Tkinter: The good, the bad, and the ugly!

Adam Skutt askutt at gmail.com
Sun Jan 16 10:18:16 EST 2011


On Jan 14, 5:17 pm, Albert van der Horst <alb... at spenarnc.xs4all.nl>
wrote:
>
> I really don't follow that. You need a tremendous set to write gimp.
> Obviously you won't write gimp in Python.
>

You need a tremendous set to write /the majority of the applications
on your computer/.

On my desktop right now, I have running:
* Google Chrome
* TweetDeck
* PuTTY
* Pidgin
* Game for Windows Launcher
* Free Download Manager
* Steam Client
* A Windows Control Panel Window

None of those applications could be written with his proposed widget
set, he's literally 0/7 on running applications.  If the situation
isn't the same on your computer then your application usage is highly
unusual or you don't understand what widgets are used to construct
your applications.  You've just told me that Python would no longer be
suitable for constructing the majority of GUI applications on the
planet.

> Now you want to jot together three cooperating screens to specify
> some properties for say bluetooth. The proposed set is ample for
> that, no?

Yes, but why would I ever do such a thing?  Such things are provided
for me by the operating system already, pretty much regardless of
platform.  His widget set is quite truly only good for OS utilities,
but I already have those.  I generally don't need nor want more of
them.  Neither do Python users, because the majority of us aren't
writing OS utilities.

That leaves the logical equivalent of traditional terrible, awful
Visual Basic applications left, and even Microsoft gives them a full
widget set (and "real" programming language) now in VB.NET.  The
effort involved in segmentation doesn't make things any easier and
doesn't save them, the library authors, much of anything.

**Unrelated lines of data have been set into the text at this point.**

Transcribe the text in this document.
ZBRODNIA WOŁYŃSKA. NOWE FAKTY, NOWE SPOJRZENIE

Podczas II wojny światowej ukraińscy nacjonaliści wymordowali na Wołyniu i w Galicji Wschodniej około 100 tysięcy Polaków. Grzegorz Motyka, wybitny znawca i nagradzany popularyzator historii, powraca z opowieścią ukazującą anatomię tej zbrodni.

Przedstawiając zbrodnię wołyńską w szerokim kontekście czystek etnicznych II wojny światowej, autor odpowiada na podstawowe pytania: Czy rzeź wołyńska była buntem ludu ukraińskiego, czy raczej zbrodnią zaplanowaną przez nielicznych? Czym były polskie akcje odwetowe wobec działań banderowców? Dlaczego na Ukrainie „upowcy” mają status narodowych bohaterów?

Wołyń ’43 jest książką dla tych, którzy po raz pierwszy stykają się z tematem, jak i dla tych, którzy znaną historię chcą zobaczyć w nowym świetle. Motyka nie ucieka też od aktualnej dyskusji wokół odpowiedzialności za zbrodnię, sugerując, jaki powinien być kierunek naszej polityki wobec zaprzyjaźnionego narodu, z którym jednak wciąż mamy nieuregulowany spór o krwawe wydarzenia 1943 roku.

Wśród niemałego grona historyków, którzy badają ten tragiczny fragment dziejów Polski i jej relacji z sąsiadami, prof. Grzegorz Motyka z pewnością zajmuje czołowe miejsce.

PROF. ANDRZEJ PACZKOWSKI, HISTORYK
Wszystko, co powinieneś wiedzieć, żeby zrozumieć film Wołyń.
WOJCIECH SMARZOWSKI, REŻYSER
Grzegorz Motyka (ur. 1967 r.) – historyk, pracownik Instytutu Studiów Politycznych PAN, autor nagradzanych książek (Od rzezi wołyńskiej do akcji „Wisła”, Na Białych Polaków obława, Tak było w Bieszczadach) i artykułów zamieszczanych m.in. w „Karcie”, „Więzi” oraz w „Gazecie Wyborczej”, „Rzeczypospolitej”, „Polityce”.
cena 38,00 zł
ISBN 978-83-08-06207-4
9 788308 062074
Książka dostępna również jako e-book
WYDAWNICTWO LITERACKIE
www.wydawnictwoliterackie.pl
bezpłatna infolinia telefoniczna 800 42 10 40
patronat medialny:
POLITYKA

> Such things make up a substantial part of the applications
> as far as numbers is concerned. They are probably written by
> people who don't want to dive very deeply into GUI.
> (Maybe they are more bluetooth experts than GUI-experts, what
> would you say?)
>

I could list every application on the my computer and make a table of
which ones would be workable given the list above, but I can already
tell you that the answer is, "Not very many, and most of the ones that
can were written by MS".  And I'm entirely ignoring issues like
theming as well.  Adding a few additional layout controls would expand
the list a moderate deal, but that's going to be true pretty much
regardless of which 3 or 4 additional widgets you pick.

And this ignores the obvious, "You'd still need a full WxWidgets
install in order to build the minimized set, so all you've saved is a
few .py files" part of the argument, which is just as compelling, if
not more so.

Really, if you believe the case to be otherwise, I truly believe you
aren't paying attention to your own computer(s), or don't understand
how the applications you use are constructed.  What's out there isn't
interesting, it's what people use that's interesting, and people tend
to use GUIs that are moderately to highly complicated.